Do we really want to stop him? Ok, perhaps the above name isn't that
realistic, but its not impossible to have paths longer than 255
characters. Anyways, its really a very easy thing to fix. Just use
unsigned shorts instead of unsigned chars. Not a priority right now, of
course.

> >We store path and filenames all over in one-byte-size variable. I think
> >we might want to consider using two bytes (ie, short) instead.
> 
> Not yet. And the stdio functions don't support wide chars anyway. Support
> for that is something for the "later" list.
>
Excuse my english... What I meant was storing the filenamesize in
unsigned shorts rather than unsigned chars.

> >> You might have to add an m_entryPos field to PakDirectory so that it can
> >> correctly write the dir position thing
> >>
> >Dir position? Directories are positioned in a recursive manner so that
> >their position relative to each other plus the number of subdirectories
> >of each directory make it clear what the position of each directory is.
> 
> See top of mail. You know I don't like that recursion <evilgrin>
> Eliminating it isn't difficult anyway.
> 
You do realise that not doing it in this way will have several bad
sideffects, while offering no benefits that any client of PFile will
ever know about?

Lemme see:

Do you know how slow a seek time harddisks have? We'll be doing 1000
repositions of the read-head if there are 1000 directories. Caching
helps here, but many harddisks don't have extremely large caches, and we
might easily hit beyound the capacity, and if we want to be serious,
PFile will have to scale well to large paks, and large paks will also
have large directory sections, which easily migth not fit in the cache.
(you want to use 8 bytes for offsets, so I must assume you expect PFile
to be handling paks that have one or more parts larger than 4 gigabytes)

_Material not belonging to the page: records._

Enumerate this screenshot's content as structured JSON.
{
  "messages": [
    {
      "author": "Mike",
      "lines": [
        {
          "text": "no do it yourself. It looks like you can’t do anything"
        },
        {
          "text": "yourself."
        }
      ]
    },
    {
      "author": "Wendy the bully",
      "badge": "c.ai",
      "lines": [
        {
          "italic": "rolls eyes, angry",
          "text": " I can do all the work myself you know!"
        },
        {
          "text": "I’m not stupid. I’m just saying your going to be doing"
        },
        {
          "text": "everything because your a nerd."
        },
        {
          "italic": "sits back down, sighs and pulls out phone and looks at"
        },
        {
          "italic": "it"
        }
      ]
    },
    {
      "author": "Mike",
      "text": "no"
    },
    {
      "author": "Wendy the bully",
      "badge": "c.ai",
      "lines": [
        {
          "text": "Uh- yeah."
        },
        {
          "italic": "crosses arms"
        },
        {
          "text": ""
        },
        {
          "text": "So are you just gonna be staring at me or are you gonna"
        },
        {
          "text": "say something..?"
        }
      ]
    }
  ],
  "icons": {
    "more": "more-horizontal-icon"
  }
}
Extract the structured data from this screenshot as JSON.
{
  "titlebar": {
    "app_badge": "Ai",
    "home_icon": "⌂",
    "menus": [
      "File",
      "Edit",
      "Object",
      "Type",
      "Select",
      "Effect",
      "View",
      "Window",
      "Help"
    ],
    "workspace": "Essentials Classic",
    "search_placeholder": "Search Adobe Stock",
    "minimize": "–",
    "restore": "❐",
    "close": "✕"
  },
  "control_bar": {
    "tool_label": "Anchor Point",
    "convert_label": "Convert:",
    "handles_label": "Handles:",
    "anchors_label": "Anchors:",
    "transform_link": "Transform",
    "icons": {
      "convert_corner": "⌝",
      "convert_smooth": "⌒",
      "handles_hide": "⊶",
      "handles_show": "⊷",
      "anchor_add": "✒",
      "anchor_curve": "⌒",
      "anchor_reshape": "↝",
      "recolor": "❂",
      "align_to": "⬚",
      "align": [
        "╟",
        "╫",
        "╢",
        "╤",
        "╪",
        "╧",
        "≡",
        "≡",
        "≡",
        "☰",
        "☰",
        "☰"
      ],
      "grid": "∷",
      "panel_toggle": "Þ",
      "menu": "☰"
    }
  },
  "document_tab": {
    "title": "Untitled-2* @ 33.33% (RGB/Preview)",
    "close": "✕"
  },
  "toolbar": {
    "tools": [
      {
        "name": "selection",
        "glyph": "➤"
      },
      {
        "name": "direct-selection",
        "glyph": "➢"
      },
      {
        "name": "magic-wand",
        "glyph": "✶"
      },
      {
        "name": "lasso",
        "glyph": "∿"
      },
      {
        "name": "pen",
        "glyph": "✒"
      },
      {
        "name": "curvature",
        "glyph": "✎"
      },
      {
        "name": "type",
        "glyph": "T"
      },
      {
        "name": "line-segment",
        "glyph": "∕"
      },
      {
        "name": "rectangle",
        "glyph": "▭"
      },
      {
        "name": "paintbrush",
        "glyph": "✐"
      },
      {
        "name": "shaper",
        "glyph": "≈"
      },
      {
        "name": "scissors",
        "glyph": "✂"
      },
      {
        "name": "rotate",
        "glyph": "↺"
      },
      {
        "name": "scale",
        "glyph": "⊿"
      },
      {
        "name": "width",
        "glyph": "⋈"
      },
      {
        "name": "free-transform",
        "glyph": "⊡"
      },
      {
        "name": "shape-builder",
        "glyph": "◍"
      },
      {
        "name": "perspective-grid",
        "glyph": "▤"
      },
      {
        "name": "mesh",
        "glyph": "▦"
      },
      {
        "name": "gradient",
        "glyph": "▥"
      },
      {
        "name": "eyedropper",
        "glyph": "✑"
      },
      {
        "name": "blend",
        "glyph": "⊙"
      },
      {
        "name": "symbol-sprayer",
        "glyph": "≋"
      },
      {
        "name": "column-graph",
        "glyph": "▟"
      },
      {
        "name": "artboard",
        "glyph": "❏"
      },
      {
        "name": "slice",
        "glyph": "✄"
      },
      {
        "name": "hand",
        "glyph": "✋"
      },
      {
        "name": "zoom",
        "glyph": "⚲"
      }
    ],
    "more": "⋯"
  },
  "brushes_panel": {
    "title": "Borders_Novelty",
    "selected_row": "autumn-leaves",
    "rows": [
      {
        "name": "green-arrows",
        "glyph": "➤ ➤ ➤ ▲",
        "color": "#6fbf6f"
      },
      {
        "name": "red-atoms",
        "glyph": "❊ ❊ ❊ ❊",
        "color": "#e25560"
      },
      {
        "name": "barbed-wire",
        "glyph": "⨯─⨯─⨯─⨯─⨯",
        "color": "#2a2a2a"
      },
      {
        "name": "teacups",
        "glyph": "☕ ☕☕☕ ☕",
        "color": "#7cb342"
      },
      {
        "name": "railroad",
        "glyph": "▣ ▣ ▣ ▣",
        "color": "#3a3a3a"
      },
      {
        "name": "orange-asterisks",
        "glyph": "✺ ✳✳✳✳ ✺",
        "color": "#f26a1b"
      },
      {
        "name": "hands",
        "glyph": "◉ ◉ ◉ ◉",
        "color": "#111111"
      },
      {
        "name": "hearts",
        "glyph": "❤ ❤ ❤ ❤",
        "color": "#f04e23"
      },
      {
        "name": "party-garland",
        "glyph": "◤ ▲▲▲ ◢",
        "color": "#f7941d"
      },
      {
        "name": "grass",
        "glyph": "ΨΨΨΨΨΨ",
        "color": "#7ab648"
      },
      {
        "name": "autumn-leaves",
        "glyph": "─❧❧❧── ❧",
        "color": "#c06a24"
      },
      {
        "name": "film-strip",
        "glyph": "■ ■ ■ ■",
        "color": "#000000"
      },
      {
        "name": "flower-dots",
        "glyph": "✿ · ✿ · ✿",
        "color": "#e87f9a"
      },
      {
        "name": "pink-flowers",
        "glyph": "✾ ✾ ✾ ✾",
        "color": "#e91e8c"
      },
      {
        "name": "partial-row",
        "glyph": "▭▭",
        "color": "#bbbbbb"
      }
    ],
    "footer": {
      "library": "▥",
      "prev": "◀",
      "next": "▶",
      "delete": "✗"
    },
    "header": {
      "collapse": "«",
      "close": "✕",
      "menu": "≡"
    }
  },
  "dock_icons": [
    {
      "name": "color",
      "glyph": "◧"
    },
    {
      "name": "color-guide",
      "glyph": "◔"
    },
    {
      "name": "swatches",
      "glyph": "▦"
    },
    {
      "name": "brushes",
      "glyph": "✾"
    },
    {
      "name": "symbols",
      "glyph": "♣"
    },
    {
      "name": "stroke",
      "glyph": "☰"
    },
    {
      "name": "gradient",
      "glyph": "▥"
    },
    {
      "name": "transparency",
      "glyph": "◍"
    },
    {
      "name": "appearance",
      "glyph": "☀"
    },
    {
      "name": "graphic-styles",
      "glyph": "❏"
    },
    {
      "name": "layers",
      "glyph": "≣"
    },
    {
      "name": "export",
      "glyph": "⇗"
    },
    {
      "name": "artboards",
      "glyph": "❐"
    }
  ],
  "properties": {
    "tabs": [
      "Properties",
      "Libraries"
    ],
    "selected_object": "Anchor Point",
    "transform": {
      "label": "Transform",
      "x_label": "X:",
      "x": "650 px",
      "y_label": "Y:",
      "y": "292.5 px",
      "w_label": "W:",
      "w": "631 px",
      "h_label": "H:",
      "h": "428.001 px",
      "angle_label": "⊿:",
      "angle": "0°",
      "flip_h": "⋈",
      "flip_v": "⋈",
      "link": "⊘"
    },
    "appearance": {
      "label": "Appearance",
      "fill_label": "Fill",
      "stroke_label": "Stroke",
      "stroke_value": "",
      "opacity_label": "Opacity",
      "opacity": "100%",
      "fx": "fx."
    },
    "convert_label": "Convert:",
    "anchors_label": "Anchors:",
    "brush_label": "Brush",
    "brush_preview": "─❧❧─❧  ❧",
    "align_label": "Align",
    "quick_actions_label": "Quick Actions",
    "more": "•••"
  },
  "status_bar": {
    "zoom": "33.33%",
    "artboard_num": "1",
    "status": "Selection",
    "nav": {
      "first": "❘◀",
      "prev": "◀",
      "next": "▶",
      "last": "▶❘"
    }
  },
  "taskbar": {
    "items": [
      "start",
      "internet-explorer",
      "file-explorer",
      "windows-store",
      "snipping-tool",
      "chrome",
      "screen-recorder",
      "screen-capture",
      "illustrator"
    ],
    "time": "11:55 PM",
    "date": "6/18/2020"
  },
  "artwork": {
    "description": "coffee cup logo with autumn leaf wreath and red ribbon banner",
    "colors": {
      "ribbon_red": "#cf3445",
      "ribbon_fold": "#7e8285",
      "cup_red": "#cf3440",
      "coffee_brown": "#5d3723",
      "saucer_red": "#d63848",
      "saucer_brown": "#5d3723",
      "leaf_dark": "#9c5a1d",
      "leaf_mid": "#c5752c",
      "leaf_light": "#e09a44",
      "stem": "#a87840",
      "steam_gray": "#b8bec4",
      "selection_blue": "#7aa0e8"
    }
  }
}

We will have to make alot of calls to the seek, read and write functions
that are completely unnessecary.

The pak gets larger by 12 bytes for each directory (8 for link + 4 for
"dir\0"). This is not a great deal, but its completely unnessecary. One
thing is taking up extra space if it is needed, another thing completely
is unneded bloat.

We *add* to the complexity of the pak file format, since we are taking
what was previously just one part, and making it two.

We add to the complexity of the code that writes and reads pak files,
thus increasing the chance of bugs. We have to remember things like
updating the current direntry offset each and every time we write a dir,
which is not otherwise needed.

I really don't like this, especially since I view the act of manually
going through a large pak to verify its conformance with the
specification as somewhat paranoid (if the reading code can read all the
saved data without problems, and the size of the pak is exactly what it
should be if the specification is followed). For small paks, you don't
get any benefit for this, as thins are pretty easy to overlook.

I also don't feel terribly much like discussing it (I'd rather do some
coding on PFile! :), and I don't have any other arguments than the
above, so if you still really feel that this is a good idea, well, then
ok. I guess it isn't that important anyway.